Every time the Blazers went on a run, Oklahoma City had a response, and a Thunder 7-point lead felt a lot more like 20. Portland was an astonishing 3-19 from three going into the third, and it didn’t feel like it was going to get much better. Portland missed 7 straight in the third quarter, and only a heroic stepback long two from Batum to pull the Blazers to within 7 gave them any hope at all at the break.
Then came the fourth quarter… well, at least the last 2/3 of the fourth quarter. Facing that familiar 7-point deficit, the Blazers said “screw this noise,” refusing to play the part of the downtrodden hero who gets bested and instead playing more like an underdog fighting for their career. They cut it to 5 on an Aldridge jumper, marking the first time since the second quarter that they had been that close.

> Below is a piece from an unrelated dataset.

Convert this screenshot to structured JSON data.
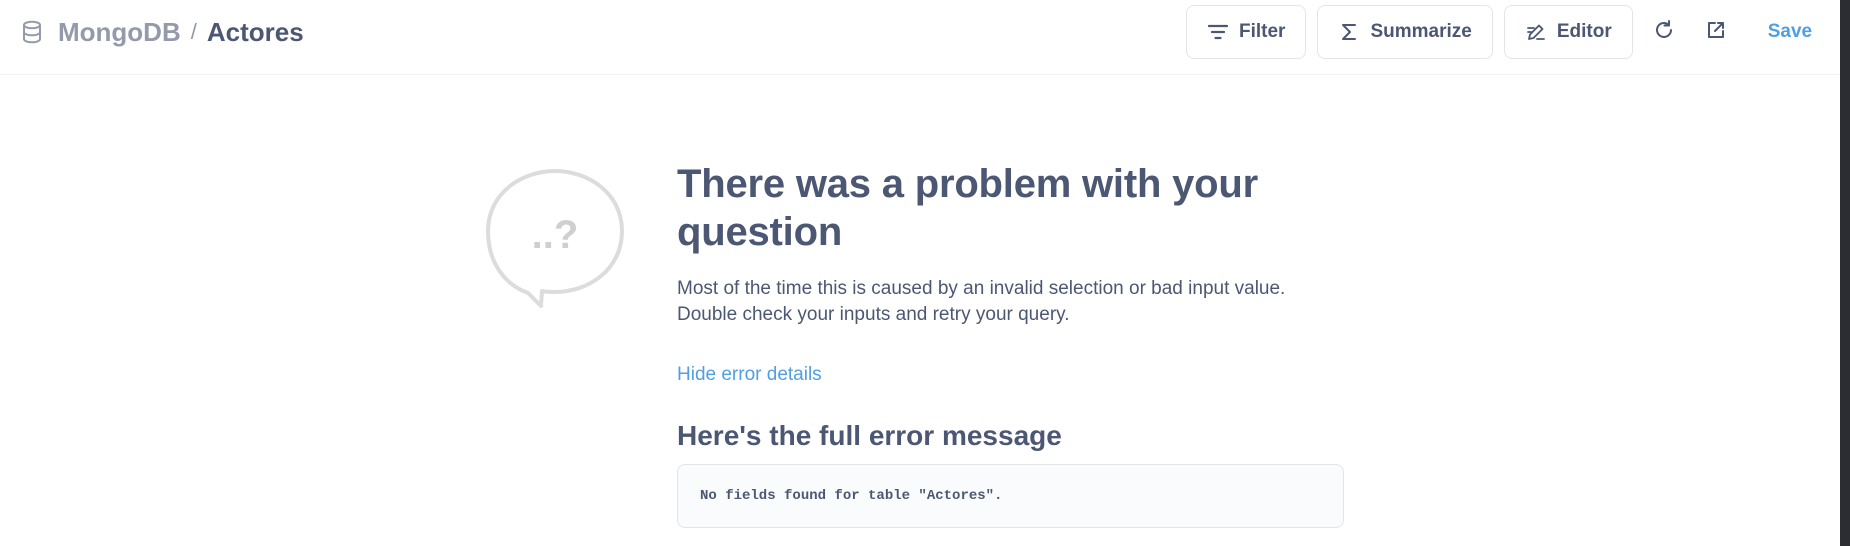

Then Batum cut it to three. Then Aldridge cut it to 1, capping a 10-0 Blazers run with 5:40 to go in the game. The Thunder looked up and realized they hadn’t made a bucket in nearly five minutes. After a Thunder bucket, four Blazers free throws gave the Blazers their first lead since they were up 20-17 in the first quarter, and the defense looked much closer to “good” than “I’ll wave a hand in his face and hope he misses.”
Oklahoma City didn’t help their cause by missing some untimely free throws. Down the stretch, Reggie Jackson missed just his fifth and sixth free throws of the entire year (you read that right), and Serge Ibaka missed one too.
The game was all but over when Damian Lillard grabbed an offensive rebound with the Blazers up three, but Thabo Sefolosha picked his pocket and was fouled to cut the lead to 1 from the freethrow line with less than 24 seconds to go. Mo Williams was fouled… and he missed the first. So he stepped up and… missed the second as well! But Aldridge and Lopez fought like they were saving their son from drowning to tap the ball around long enough to Wes Matthews to corral it, and Wes Money calmly sank two to push the lead back to three.
In the final seconds, Durant made the first of two free throws, missed the second, but got the rebound and had about as clean of a look as you could hope for. It rimmed off, Lillard hit two, and the Blazers, up 4, allowed Durant a wide-open three which did not drop to give you the final margin of 98-94. It’s worth noting that of Durant’s 37 points, just one of them came in the pivotal fourth quarter.